JBS Greeley will pay up to $ 5.5 million for discriminating against past workers.
The U.S. Commission on Equal Employment Opportunities filed a lawsuit in 2010 against a food processing company. The EEOC claimed that JBS discriminated against black people, Muslims and immigrants from Somalia.
The alleged discrimination violates Article VII of the 1964 Civil Rights Act, a federal law prohibiting discrimination in the workplace.
“The EEOC is proud to have received such a significant relief for hundreds of workers affected by the illegal labor practices alleged in this lawsuit,” EEOC President Charlotte A. Burroughs said in a news release. “This situation is a reminder that discrimination and harassment on a regular basis remain important issues that we need to address.”

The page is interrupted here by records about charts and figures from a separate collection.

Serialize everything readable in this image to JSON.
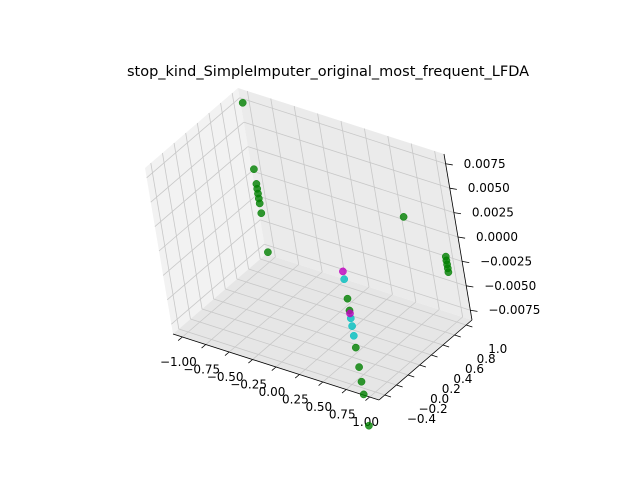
{
  "chart_data": {
    "type": "scatter",
    "projection": "3d",
    "title": "stop_kind_SimpleImputer_original_most_frequent_LFDA",
    "xlabel": "",
    "ylabel": "",
    "zlabel": "",
    "grid": true,
    "x_ticks": [
      "−1.00",
      "−0.75",
      "−0.50",
      "−0.25",
      "0.00",
      "0.25",
      "0.50",
      "0.75",
      "1.00"
    ],
    "y_ticks": [
      "−0.4",
      "−0.2",
      "0.0",
      "0.2",
      "0.4",
      "0.6",
      "0.8",
      "1.0"
    ],
    "z_ticks": [
      "−0.0075",
      "−0.0050",
      "−0.0025",
      "0.0000",
      "0.0025",
      "0.0050",
      "0.0075"
    ],
    "xlim": [
      -1.1,
      1.1
    ],
    "ylim": [
      -0.5,
      1.1
    ],
    "zlim": [
      -0.0085,
      0.0085
    ],
    "series": [
      {
        "color": "#008000",
        "points": [
          [
            -1.0,
            1.0,
            0.0078
          ],
          [
            -1.0,
            1.0,
            0.001
          ],
          [
            -1.0,
            1.0,
            -0.0005
          ],
          [
            -1.0,
            1.0,
            -0.001
          ],
          [
            -1.0,
            1.0,
            -0.0015
          ],
          [
            -1.0,
            1.0,
            -0.002
          ],
          [
            -1.0,
            1.0,
            -0.0025
          ],
          [
            -1.0,
            1.0,
            -0.0035
          ],
          [
            -1.0,
            1.0,
            -0.0075
          ],
          [
            0.9,
            0.6,
            0.004
          ],
          [
            1.0,
            1.0,
            -0.0018
          ],
          [
            1.0,
            1.0,
            -0.0022
          ],
          [
            1.0,
            1.0,
            -0.0026
          ],
          [
            1.0,
            1.0,
            -0.003
          ],
          [
            1.0,
            1.0,
            -0.0034
          ],
          [
            0.9,
            -0.45,
            0.001
          ],
          [
            0.9,
            -0.45,
            -0.0002
          ],
          [
            0.9,
            -0.45,
            -0.004
          ],
          [
            0.9,
            -0.45,
            -0.006
          ],
          [
            0.9,
            -0.45,
            -0.0075
          ],
          [
            0.9,
            -0.45,
            -0.0088
          ],
          [
            0.9,
            -0.45,
            -0.012
          ]
        ]
      },
      {
        "color": "#00bfbf",
        "points": [
          [
            0.9,
            -0.45,
            0.003
          ],
          [
            0.9,
            -0.45,
            -0.001
          ],
          [
            0.9,
            -0.45,
            -0.0018
          ],
          [
            0.9,
            -0.45,
            -0.0028
          ]
        ]
      },
      {
        "color": "#bf00bf",
        "points": [
          [
            0.9,
            -0.45,
            0.0038
          ],
          [
            0.9,
            -0.45,
            -0.0005
          ]
        ]
      }
    ]
  }
}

News reported that Muslim staff were not allowed to pray and were harassed when they tried to pray during the scheduled break. The EEOC alleges that during Ramadan 2008, company employees turned off water fountains and banned drinking water and bathing before prayers.

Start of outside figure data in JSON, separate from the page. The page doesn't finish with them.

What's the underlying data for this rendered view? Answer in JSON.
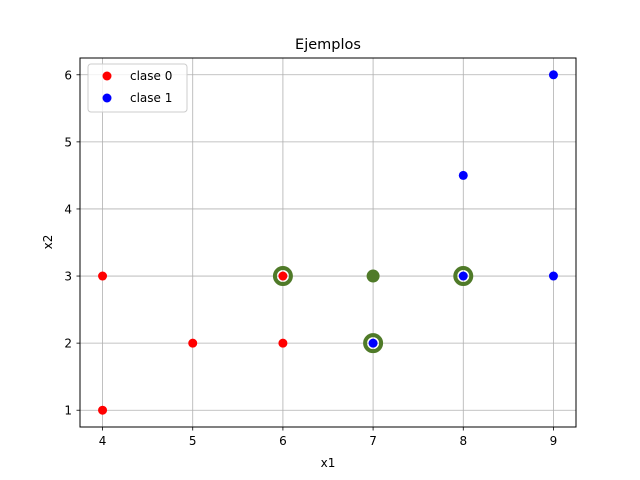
{
  "chart_data": {
    "type": "scatter",
    "title": "Ejemplos",
    "xlabel": "x1",
    "ylabel": "x2",
    "xlim": [
      3.75,
      9.25
    ],
    "ylim": [
      0.75,
      6.25
    ],
    "xticks": [
      4,
      5,
      6,
      7,
      8,
      9
    ],
    "yticks": [
      1,
      2,
      3,
      4,
      5,
      6
    ],
    "xtick_labels": [
      "4",
      "5",
      "6",
      "7",
      "8",
      "9"
    ],
    "ytick_labels": [
      "1",
      "2",
      "3",
      "4",
      "5",
      "6"
    ],
    "grid": true,
    "legend_position": "top-left",
    "series": [
      {
        "name": "clase 0",
        "color": "#ff0000",
        "points": [
          [
            4,
            1
          ],
          [
            4,
            3
          ],
          [
            5,
            2
          ],
          [
            6,
            2
          ],
          [
            6,
            3
          ]
        ]
      },
      {
        "name": "clase 1",
        "color": "#0000ff",
        "points": [
          [
            7,
            2
          ],
          [
            8,
            3
          ],
          [
            8,
            4.5
          ],
          [
            9,
            3
          ],
          [
            9,
            6
          ]
        ]
      }
    ],
    "highlight": {
      "color": "#4f7a28",
      "ring_points": [
        [
          6,
          3
        ],
        [
          7,
          2
        ],
        [
          8,
          3
        ]
      ],
      "solid_points": [
        [
          7,
          3
        ]
      ]
    }
  }
}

Muslim staff in Somalia were also banned from taking a break in the bathroom, and they were “more disciplined than other staff.” These employees were often called by offensive names and targeted through bathroom graffiti.

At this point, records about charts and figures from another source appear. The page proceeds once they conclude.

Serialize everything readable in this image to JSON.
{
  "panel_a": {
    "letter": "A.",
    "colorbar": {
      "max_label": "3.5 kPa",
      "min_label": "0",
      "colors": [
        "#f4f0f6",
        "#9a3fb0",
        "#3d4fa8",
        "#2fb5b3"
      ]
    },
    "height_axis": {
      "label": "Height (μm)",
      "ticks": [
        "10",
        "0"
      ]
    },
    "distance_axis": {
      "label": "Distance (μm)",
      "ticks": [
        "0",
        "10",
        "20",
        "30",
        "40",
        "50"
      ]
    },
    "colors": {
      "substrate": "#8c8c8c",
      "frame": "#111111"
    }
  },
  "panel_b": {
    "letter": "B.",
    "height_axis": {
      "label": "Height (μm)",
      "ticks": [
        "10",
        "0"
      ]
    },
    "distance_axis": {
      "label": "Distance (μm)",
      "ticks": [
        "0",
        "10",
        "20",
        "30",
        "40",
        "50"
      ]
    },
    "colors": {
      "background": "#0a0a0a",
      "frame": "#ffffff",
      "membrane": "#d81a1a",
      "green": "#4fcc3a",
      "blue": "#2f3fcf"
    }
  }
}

The EEOC also claimed that company managers and other employees “threw meat or bones at black and Somali workers”.
In addition to cashing in, JBS has re-employed former employees covered by the decree, amended its anti-discrimination policy, established a 24-hour hotline for discrimination reports, and set up a diversity committee. llab support provides an opportunity to review employee complaints. and provide annual training on anti-discrimination laws.
The company must also provide a “clean, quiet and appropriate” place for employees ’religious ceremonies. These areas do not include bathrooms.
“I hope that the employer’s new policy, especially one that provides for the prompt handling of harassment complaints and the provision of appropriate time and space for workers to put their beliefs into practice, is the right one. “It’s a step in the right direction,” he said.